Accuracy with k=3: 0.7708333333333334


#### Now, repeat steps 6 and 7 with the same pipeline, but expand your search space to include logistic regression and random forest models with the hyperparameter values

In [42]:
import numpy as np
from sklearn.linear_model import LogisticRegression
from sklearn.ensemble import RandomForestClassifier

# set random seed
np.random.seed(0)

# update pipeline
pipe = Pipeline([("scaler", scaler), ("classifier", RandomForestClassifier())])

# fit the knn classifier to updated pipeline
pipe.fit(x_train, y_train)

expanded_search_space = [{"classifier": [LogisticRegression(max_iter=500,
                                                           solver = "liblinear")],
                         "classifier__penalty" : ['l1', 'l2'],
                         "classifier__C": np.logspace(0, 4, 10)},
                        {"classifier": [RandomForestClassifier()],
                        "classifier__n_estimators": [10, 100, 1000],
                        "classifier__max_features": [1, 2, 3]}]

# create grid search with updated search space
gridsearch_expanded = GridSearchCV(pipe, expanded_search_space, cv=5, verbose=0)

# fit grid search
best_model = gridsearch_expanded.fit(x_train, y_train)
print(best_model.best_estimator_.get_params()['classifier'])

Pipeline(steps=[('scaler', MinMaxScaler()),
                ('classifier',
                 LogisticRegression(max_iter=500, solver='liblinear'))])


The best model and hyperparameters found is Logistic Regression with a max iterations of 500 and solver being liblinear. We can test this by checking the accuracy on the test set. 

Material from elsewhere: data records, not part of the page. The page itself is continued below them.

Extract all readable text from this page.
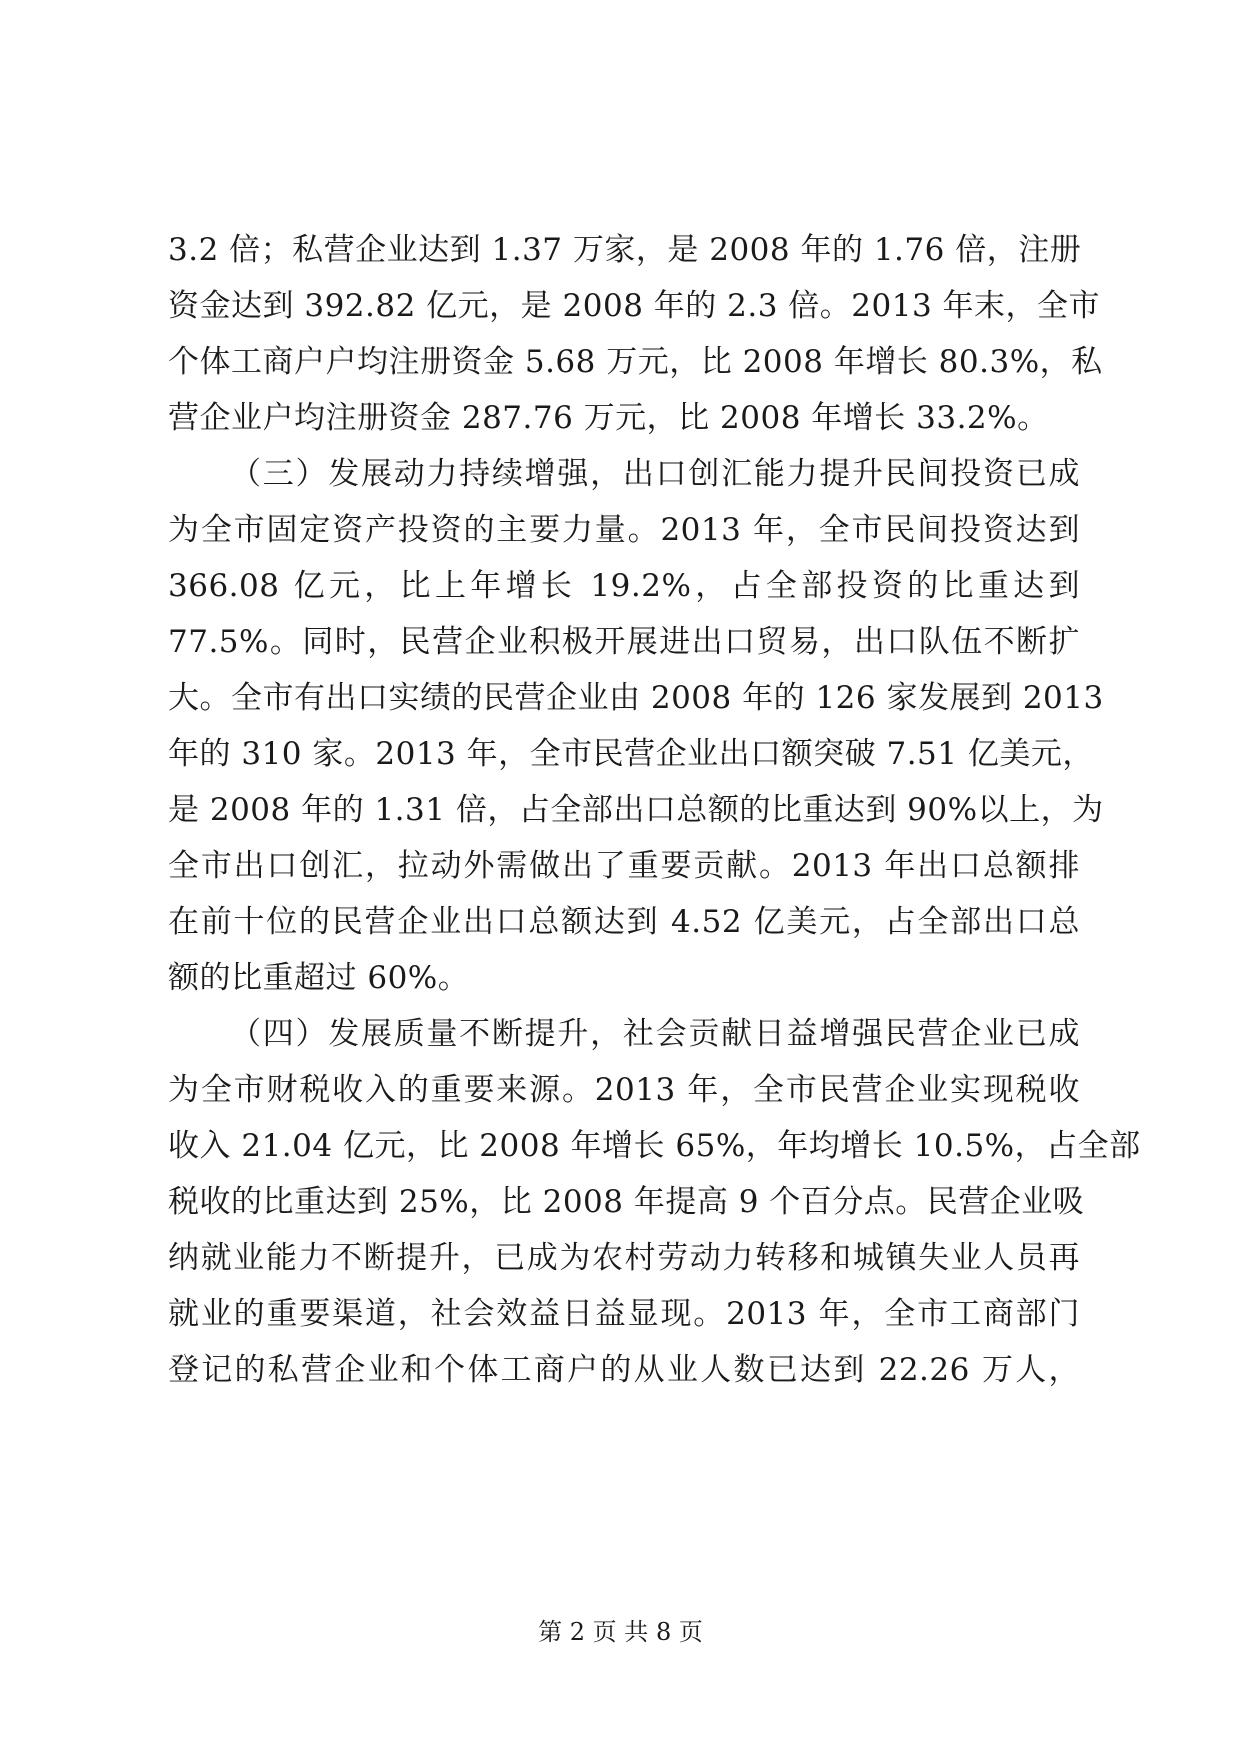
3.2 倍；私营企业达到 1.37 万家，是 2008 年的 1.76 倍，注册
资金达到 392.82 亿元，是 2008 年的 2.3 倍。2013 年末，全市
个体工商户户均注册资金 5.68 万元，比 2008 年增长 80.3%，私
营企业户均注册资金 287.76 万元，比 2008 年增长 33.2%。
（三）发展动力持续增强，出口创汇能力提升民间投资已成
为全市固定资产投资的主要力量。2013 年，全市民间投资达到
366.08 亿元，比上年增长 19.2%，占全部投资的比重达到
77.5%。同时，民营企业积极开展进出口贸易，出口队伍不断扩
大。全市有出口实绩的民营企业由 2008 年的 126 家发展到 2013
年的 310 家。2013 年，全市民营企业出口额突破 7.51 亿美元，
是 2008 年的 1.31 倍，占全部出口总额的比重达到 90%以上，为
全市出口创汇，拉动外需做出了重要贡献。2013 年出口总额排
在前十位的民营企业出口总额达到 4.52 亿美元，占全部出口总
额的比重超过 60%。
（四）发展质量不断提升，社会贡献日益增强民营企业已成
为全市财税收入的重要来源。2013 年，全市民营企业实现税收
收入 21.04 亿元，比 2008 年增长 65%，年均增长 10.5%，占全部
税收的比重达到 25%，比 2008 年提高 9 个百分点。民营企业吸
纳就业能力不断提升，已成为农村劳动力转移和城镇失业人员再
就业的重要渠道，社会效益日益显现。2013 年，全市工商部门
登记的私营企业和个体工商户的从业人数已达到 22.26 万人，
第 2 页 共 8 页
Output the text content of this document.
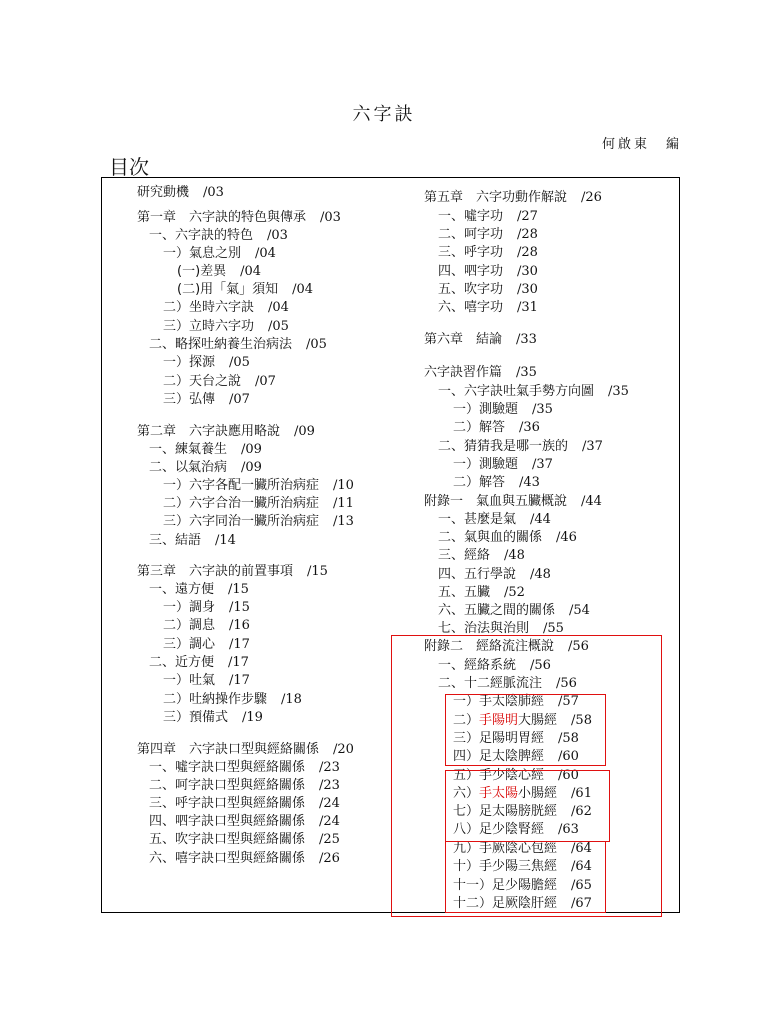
六字訣
何啟東　編
目次
研究動機 /03
第一章　六字訣的特色與傳承 /03
一、六字訣的特色 /03
一）氣息之別 /04
(一)差異 /04
(二)用「氣」須知 /04
二）坐時六字訣 /04
三）立時六字功 /05
二、略探吐納養生治病法 /05
一）探源 /05
二）天台之說 /07
三）弘傳 /07
第二章　六字訣應用略說 /09
一、練氣養生 /09
二、以氣治病 /09
一）六字各配一臟所治病症 /10
二）六字合治一臟所治病症 /11
三）六字同治一臟所治病症 /13
三、結語 /14
第三章　六字訣的前置事項 /15
一、遠方便 /15
一）調身 /15
二）調息 /16
三）調心 /17
二、近方便 /17
一）吐氣 /17
二）吐納操作步驟 /18
三）預備式 /19
第四章　六字訣口型與經絡關係 /20
一、噓字訣口型與經絡關係 /23
二、呵字訣口型與經絡關係 /23
三、呼字訣口型與經絡關係 /24
四、呬字訣口型與經絡關係 /24
五、吹字訣口型與經絡關係 /25
六、嘻字訣口型與經絡關係 /26
第五章　六字功動作解說 /26
一、噓字功 /27
二、呵字功 /28
三、呼字功 /28
四、呬字功 /30
五、吹字功 /30
六、嘻字功 /31
第六章　結論 /33
六字訣習作篇 /35
一、六字訣吐氣手勢方向圖 /35
一）測驗題 /35
二）解答 /36
二、猜猜我是哪一族的 /37
一）測驗題 /37
二）解答 /43
附錄一　氣血與五臟概說 /44
一、甚麼是氣 /44
二、氣與血的關係 /46
三、經絡 /48
四、五行學說 /48
五、五臟 /52
六、五臟之間的關係 /54
七、治法與治則 /55
附錄二　經絡流注概說 /56
一、經絡系統 /56
二、十二經脈流注 /56
一）手太陰肺經 /57
二）手陽明大腸經 /58
三）足陽明胃經 /58
四）足太陰脾經 /60
五）手少陰心經 /60
六）手太陽小腸經 /61
七）足太陽膀胱經 /62
八）足少陰腎經 /63
九）手厥陰心包經 /64
十）手少陽三焦經 /64
十一）足少陽膽經 /65
十二）足厥陰肝經 /67
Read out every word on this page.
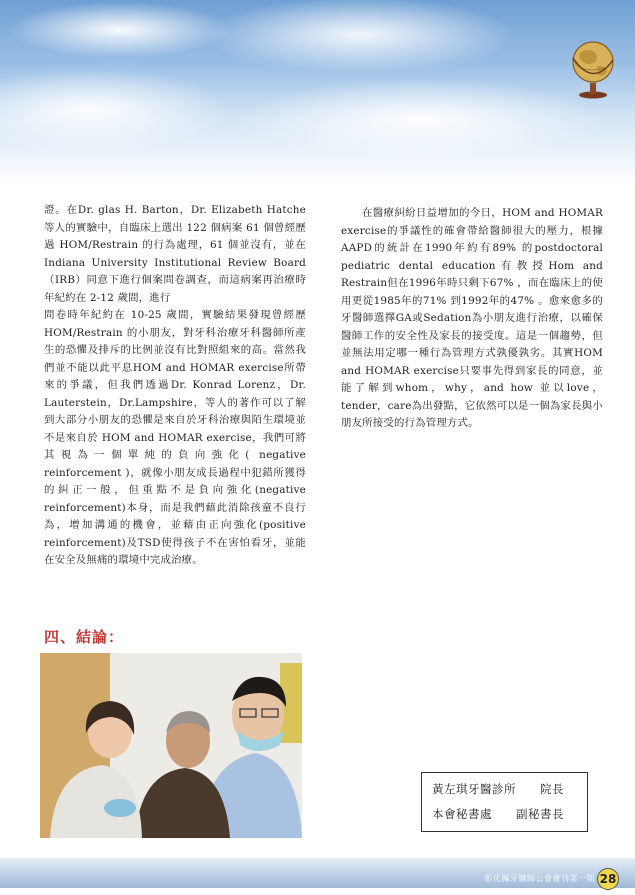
證。在Dr. glas H. Barton，Dr. Elizabeth Hatche 等人的實驗中，自臨床上選出 122 個病案 61 個曾經歷過 HOM/Restrain 的行為處理，61 個並沒有，並在 Indiana University Institutional Review Board（IRB）同意下進行個案問卷調查，而這病案再治療時年紀約在 2-12 歲間，進行

問卷時年紀約在 10-25 歲間，實驗結果發現曾經歷HOM/Restrain 的小朋友，對牙科治療牙科醫師所產生的恐懼及排斥的比例並沒有比對照組來的高。當然我們並不能以此平息HOM and HOMAR exercise所帶來的爭議，但我們透過Dr. Konrad Lorenz，Dr. Lauterstein，Dr.Lampshire，等人的著作可以了解到大部分小朋友的恐懼是來自於牙科治療與陌生環境並不是來自於 HOM and HOMAR exercise，我們可將其視為一個單純的負向強化( negative reinforcement )，就像小朋友成長過程中犯錯所獲得的糾正一般，但重點不是負向強化(negative reinforcement)本身，而是我們藉此消除孩童不良行為，增加溝通的機會，並藉由正向強化(positive reinforcement)及TSD使得孩子不在害怕看牙，並能在安全及無痛的環境中完成治療。

在醫療糾紛日益增加的今日，HOM and HOMAR exercise的爭議性的確會帶給醫師很大的壓力，根據AAPD的統計在1990年約有89% 的postdoctoral pediatric dental education有教授Hom and Restrain但在1996年時只剩下67% ，而在臨床上的使用更從1985年的71% 到1992年的47% 。愈來愈多的牙醫師選擇GA或Sedation為小朋友進行治療，以確保醫師工作的安全性及家長的接受度。這是一個趨勢，但並無法用定哪一種行為管理方式孰優孰劣。其實HOM and HOMAR exercise只要事先得到家長的同意，並能了解到whom，why，and how 並以love，tender，care為出發點，它依然可以是一個為家長與小朋友所接受的行為管理方式。

四、結論：
黃左琪牙醫診所　　院長
本會秘書處　　副秘書長
彰化縣牙醫師公會會刊第一期 28
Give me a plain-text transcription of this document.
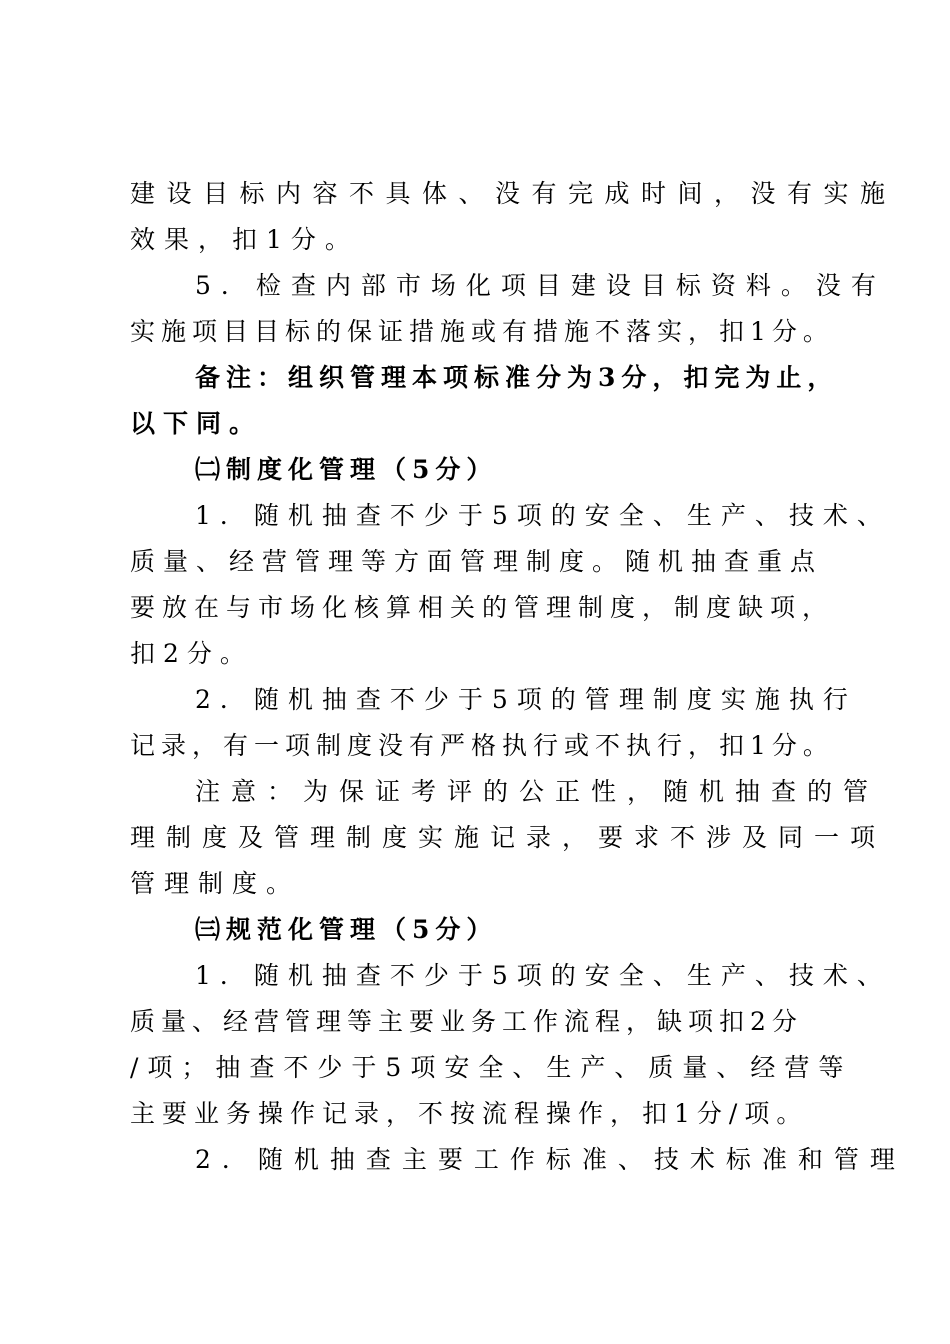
建设目标内容不具体、没有完成时间，没有实施
效果，扣1分。
5．检查内部市场化项目建设目标资料。没有
实施项目目标的保证措施或有措施不落实，扣1分。
备注：组织管理本项标准分为3分，扣完为止，
以下同。
㈡制度化管理（5分）
1．随机抽查不少于5项的安全、生产、技术、
质量、经营管理等方面管理制度。随机抽查重点
要放在与市场化核算相关的管理制度，制度缺项，
扣2分。
2．随机抽查不少于5项的管理制度实施执行
记录，有一项制度没有严格执行或不执行，扣1分。
注意：为保证考评的公正性，随机抽查的管
理制度及管理制度实施记录，要求不涉及同一项
管理制度。
㈢规范化管理（5分）
1．随机抽查不少于5项的安全、生产、技术、
质量、经营管理等主要业务工作流程，缺项扣2分
/项；抽查不少于5项安全、生产、质量、经营等
主要业务操作记录，不按流程操作，扣1分/项。
2．随机抽查主要工作标准、技术标准和管理
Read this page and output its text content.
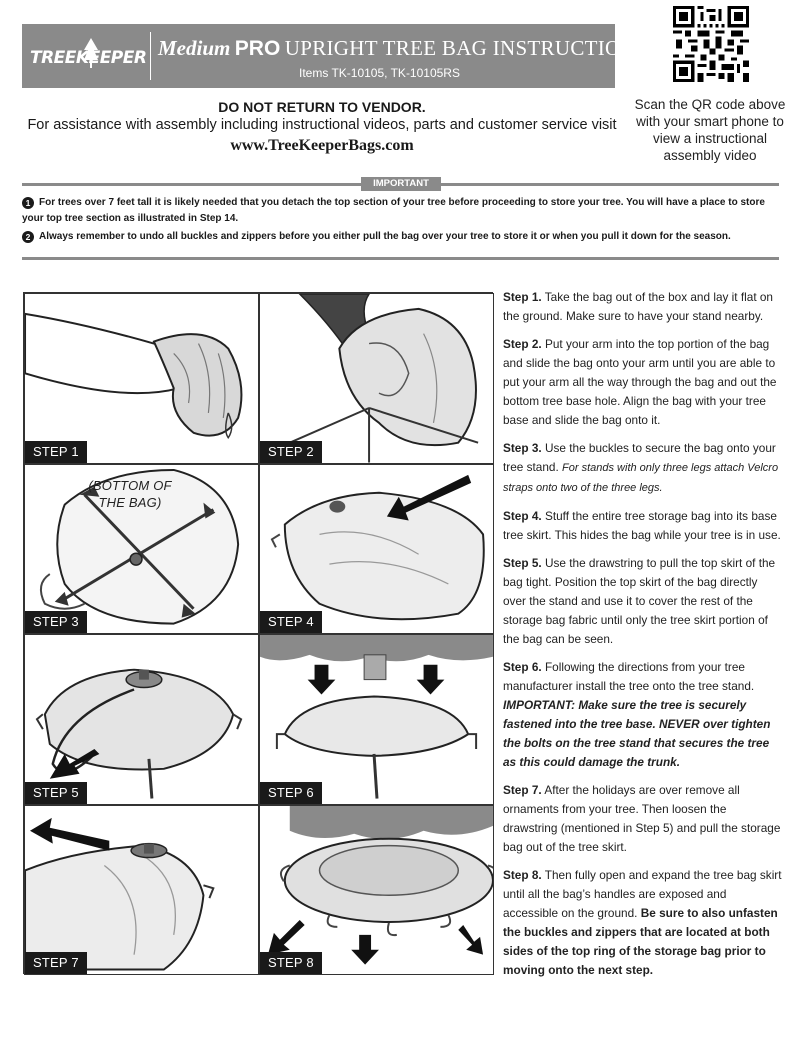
TREEKEEPER Medium PRO UPRIGHT TREE BAG INSTRUCTIONS
Items TK-10105, TK-10105RS
Scan the QR code above with your smart phone to view a instructional assembly video
DO NOT RETURN TO VENDOR.
For assistance with assembly including instructional videos, parts and customer service visit
www.TreeKeeperBags.com
IMPORTANT
1 For trees over 7 feet tall it is likely needed that you detach the top section of your tree before proceeding to store your tree. You will have a place to store your top tree section as illustrated in Step 14.
2 Always remember to undo all buckles and zippers before you either pull the bag over your tree to store it or when you pull it down for the season.
STEP 1	STEP 2
(BOTTOM OF THE BAG)
STEP 3	STEP 4
STEP 5	STEP 6
STEP 7	STEP 8

Step 1. Take the bag out of the box and lay it flat on the ground. Make sure to have your stand nearby.

Step 2. Put your arm into the top portion of the bag and slide the bag onto your arm until you are able to put your arm all the way through the bag and out the bottom tree base hole. Align the bag with your tree base and slide the bag onto it.

Step 3. Use the buckles to secure the bag onto your tree stand. For stands with only three legs attach Velcro straps onto two of the three legs.

Step 4. Stuff the entire tree storage bag into its base tree skirt. This hides the bag while your tree is in use.

Step 5. Use the drawstring to pull the top skirt of the bag tight. Position the top skirt of the bag directly over the stand and use it to cover the rest of the storage bag fabric until only the tree skirt portion of the bag can be seen.

Step 6. Following the directions from your tree manufacturer install the tree onto the tree stand. IMPORTANT: Make sure the tree is securely fastened into the tree base. NEVER over tighten the bolts on the tree stand that secures the tree as this could damage the trunk.

Step 7. After the holidays are over remove all ornaments from your tree. Then loosen the drawstring (mentioned in Step 5) and pull the storage bag out of the tree skirt.

Step 8. Then fully open and expand the tree bag skirt until all the bag’s handles are exposed and accessible on the ground. Be sure to also unfasten the buckles and zippers that are located at both sides of the top ring of the storage bag prior to moving onto the next step.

#### Find the accuracy of this model on the test set.

In [47]:
# creating the model
logistic_model = LogisticRegression(max_iter=500, solver='liblinear')

# creating the pipeline
pipeline = Pipeline([("scaler", scaler), ("logistic", logistic_model)])

# fit the pipeline
pipeline.fit(x_train, y_train)

# predict using new model
y_pred = pipeline.predict(x_test)

# accuracy
accuracy_3 = accuracy_score(y_test, y_pred)
print("Accuracy score on Logistic Regression model: ", accuracy_3)

Accuracy score on Logistic Regression model:  0.7986111111111112


## Summary

Through this assignment, I imported loan data and did a quick cleanup. I then first created a KNN model, set to k=5, which had an accuracy of about 77%. Then, after conducting a search to determine the best k for knn-modeling, which turned out to be k=3, the accuracy ended up being the same. Then, I conducted an expanded search, including Logistic Regression and Random Forest Classification, and their respective hyperparameters to determine the best model for the data. The result ended up being Logistic Regression with an accuracy of 79.9%, an improvement from the last model.